A drug known on the street as “Special K” could be the newest innovation in anti-depression treatment.
In a review article published in “Science” on Oct. 5, Ronald Duman and George Aghajanian, psychiatry professors at the Yale School of Medicine, brought together more than a decade of research on the drug ketamine and its potential to become the first new class of anti-depressant medication in over 50 years. Though ketamine causes psychosis in high doses, scientists have found that low doses can reverse the signs of depression — and even suicidal urges — in just a few hours.
“The idea that a drug could produce a rapid improvement rather than taking several months to feel better is really an important idea and it really challenges the thinking about how anti-depressant medications might work,” Yale Chair of Psychiatry John Krystal said. “I think [it provides] a lot of hope for the future for the treatment of depression.”
Krystal, along with his collaborator Dennis Charney, was the first to link ketamine to the alleviation of depression in the 1990s. Ketamine has long been used as a pediatric and veterinary anesthetic and was originally explored by psychiatrists as a way to study schizophrenia, Krystal said.
Traditional anti-depressants, known as SSRIs, have been shown to take an average of seven weeks to produce improvement in major depressive disorder, Krystal said. Patients must take medication daily, and for one third of these patients, current medications provide no relief, he added. By contrast, ketamine rapidly reverses the disease’s physiological and behavioral effects. Ketamine has been shown to alleviate symptoms of depression in 70 percent of those patients who previously did not respond to treatment, Duman said.
Duman’s work has contributed to the understanding of the pathway by which ketamine works. While SSRIs block the re-uptake of serotonin, a neurotransmitter commonly thought to contribute to feelings of well-being, ketamine acts on the glutamate neurotransmitter system, which mediates the fast transfer of information in the brain.
“We think that’s why ketamine is able to produce such a rapid response,” Duman said.
While chronic stress and depression lead to the loss of synapses — key connections between cells that play a critical role in all brain function, including mood and emotion — ketamine reverses this degenerative process. The drug both stimulates synaptic growth and removes inhibitions to regeneration.
“Ketamine effectively takes your foot off the break and steps on the gas,” Krystal said.
The review’s findings are “totally against what we’ve always believed about degenerative disorders,” said Aghajanian, the paper’s coauthor.
“Depression is a neurodegenerative disease, and people long thought that it was very hard to reverse such a thing,” Aghajanian said. “That’s the amazing thing about ketamine — it reverses the changes within 24 hours.”
Ketamine is already FDA-approved as an anesthetic, which has led some doctors to begin prescribing it “off-label” to severely depressed or suicidal patients. This practice is concerning, Krystal said, because the drug is still in the experimental stages and has considerable risks, from potential abuse to side effects that may resemble schizophrenia. In addition, patients relapse after one to two weeks, losing the new synapses formed and the corresponding improvement in their depression. Research into the safety of re-administering the drug is still ongoing.
Aghajanian said researchers are now looking for safer alternatives to ketamine.
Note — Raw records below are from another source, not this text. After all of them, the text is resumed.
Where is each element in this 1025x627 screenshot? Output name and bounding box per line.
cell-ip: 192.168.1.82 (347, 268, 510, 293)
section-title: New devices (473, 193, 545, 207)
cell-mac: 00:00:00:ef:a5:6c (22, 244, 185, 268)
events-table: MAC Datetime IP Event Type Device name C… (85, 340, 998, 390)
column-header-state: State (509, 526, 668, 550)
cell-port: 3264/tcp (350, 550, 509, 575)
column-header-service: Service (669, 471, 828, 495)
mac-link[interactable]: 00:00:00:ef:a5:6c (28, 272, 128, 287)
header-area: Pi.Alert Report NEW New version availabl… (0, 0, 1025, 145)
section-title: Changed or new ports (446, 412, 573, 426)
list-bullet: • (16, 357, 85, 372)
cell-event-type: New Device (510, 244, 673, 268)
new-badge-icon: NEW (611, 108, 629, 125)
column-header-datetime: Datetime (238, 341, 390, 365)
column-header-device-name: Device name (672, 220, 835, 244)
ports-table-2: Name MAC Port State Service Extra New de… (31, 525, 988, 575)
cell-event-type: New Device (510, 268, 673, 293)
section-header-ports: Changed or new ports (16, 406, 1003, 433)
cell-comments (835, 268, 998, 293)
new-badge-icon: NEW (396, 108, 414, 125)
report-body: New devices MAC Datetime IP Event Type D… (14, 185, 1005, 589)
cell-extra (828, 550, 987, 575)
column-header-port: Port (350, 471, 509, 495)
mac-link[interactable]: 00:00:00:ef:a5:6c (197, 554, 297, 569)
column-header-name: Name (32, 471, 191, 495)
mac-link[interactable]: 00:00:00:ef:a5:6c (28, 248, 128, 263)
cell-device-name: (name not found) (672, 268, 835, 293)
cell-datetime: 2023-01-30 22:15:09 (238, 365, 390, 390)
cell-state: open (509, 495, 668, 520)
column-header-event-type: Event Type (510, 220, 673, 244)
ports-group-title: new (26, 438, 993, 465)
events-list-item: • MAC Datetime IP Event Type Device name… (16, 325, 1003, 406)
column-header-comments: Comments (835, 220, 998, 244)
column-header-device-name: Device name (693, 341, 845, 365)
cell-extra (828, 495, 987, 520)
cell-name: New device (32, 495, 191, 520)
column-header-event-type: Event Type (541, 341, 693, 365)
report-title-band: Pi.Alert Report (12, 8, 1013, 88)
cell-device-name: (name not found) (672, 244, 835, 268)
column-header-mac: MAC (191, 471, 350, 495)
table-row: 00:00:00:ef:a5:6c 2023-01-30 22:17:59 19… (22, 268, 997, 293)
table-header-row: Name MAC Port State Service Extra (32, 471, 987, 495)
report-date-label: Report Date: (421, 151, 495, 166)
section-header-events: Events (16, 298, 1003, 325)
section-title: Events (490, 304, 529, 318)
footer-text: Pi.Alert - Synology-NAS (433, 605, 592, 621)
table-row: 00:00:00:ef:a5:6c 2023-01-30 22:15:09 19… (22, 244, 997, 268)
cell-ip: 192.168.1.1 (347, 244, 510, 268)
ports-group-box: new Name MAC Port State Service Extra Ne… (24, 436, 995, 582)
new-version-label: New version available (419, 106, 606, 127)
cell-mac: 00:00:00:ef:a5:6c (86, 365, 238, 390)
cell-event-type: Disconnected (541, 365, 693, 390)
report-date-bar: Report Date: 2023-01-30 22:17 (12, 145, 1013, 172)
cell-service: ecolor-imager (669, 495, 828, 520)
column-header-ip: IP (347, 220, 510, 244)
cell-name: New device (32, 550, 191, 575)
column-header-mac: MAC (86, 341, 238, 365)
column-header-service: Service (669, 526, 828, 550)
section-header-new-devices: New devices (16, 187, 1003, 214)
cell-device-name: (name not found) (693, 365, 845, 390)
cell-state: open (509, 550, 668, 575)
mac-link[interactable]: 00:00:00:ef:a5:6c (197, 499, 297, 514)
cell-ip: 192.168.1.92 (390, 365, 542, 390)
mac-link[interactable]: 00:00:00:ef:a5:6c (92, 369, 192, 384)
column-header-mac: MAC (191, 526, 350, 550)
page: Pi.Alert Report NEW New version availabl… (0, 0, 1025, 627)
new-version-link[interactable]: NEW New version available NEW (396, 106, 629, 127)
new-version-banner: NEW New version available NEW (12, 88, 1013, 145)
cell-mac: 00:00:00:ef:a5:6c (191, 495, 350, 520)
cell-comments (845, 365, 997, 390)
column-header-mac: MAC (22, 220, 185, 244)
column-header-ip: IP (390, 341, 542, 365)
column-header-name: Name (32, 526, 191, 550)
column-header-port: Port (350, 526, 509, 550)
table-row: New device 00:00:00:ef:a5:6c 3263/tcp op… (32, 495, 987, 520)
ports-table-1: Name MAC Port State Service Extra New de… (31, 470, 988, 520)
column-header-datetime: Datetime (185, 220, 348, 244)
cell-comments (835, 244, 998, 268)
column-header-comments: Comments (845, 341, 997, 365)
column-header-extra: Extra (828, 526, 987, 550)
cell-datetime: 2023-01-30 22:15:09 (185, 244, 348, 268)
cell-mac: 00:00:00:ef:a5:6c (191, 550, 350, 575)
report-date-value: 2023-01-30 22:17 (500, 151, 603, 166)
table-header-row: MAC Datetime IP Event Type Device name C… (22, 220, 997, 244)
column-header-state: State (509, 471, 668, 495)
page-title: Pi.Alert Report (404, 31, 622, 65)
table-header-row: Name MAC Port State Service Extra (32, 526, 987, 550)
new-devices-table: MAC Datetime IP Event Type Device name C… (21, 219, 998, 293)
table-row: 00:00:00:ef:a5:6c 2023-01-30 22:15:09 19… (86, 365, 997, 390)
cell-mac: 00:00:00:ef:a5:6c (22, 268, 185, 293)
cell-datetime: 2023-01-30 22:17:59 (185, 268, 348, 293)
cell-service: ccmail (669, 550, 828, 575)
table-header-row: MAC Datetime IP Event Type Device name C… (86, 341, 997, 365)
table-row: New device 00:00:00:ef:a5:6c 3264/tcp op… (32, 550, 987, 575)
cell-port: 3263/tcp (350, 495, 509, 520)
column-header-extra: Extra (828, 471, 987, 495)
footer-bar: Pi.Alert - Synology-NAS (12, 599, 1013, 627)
These alternatives — several of which are currently in clinical trials — would hopefully follow the same pathway as ketamine but cause fewer side effects, he added. Another area for further development is the drug’s method of administration. Ketamine is currently administered intravenously, but future research will explore ways to deliver the drug orally or intra-nasally.
“All this work has really stimulated a back and forth between bench and bedside research around the world,” said Carlos Zarate, a researcher in the Mood and Anxiety Disorders Program at the National Institute of Mental Health (NIMH). “So that’s the exciting part — it’s actually luring industry back into psychiatry, at least on the depression side.”
Each year, major depressive disorder affects 14.8 million Americans over the age of 18 — 6.7 percent of the U.S. population, according to the NIMH.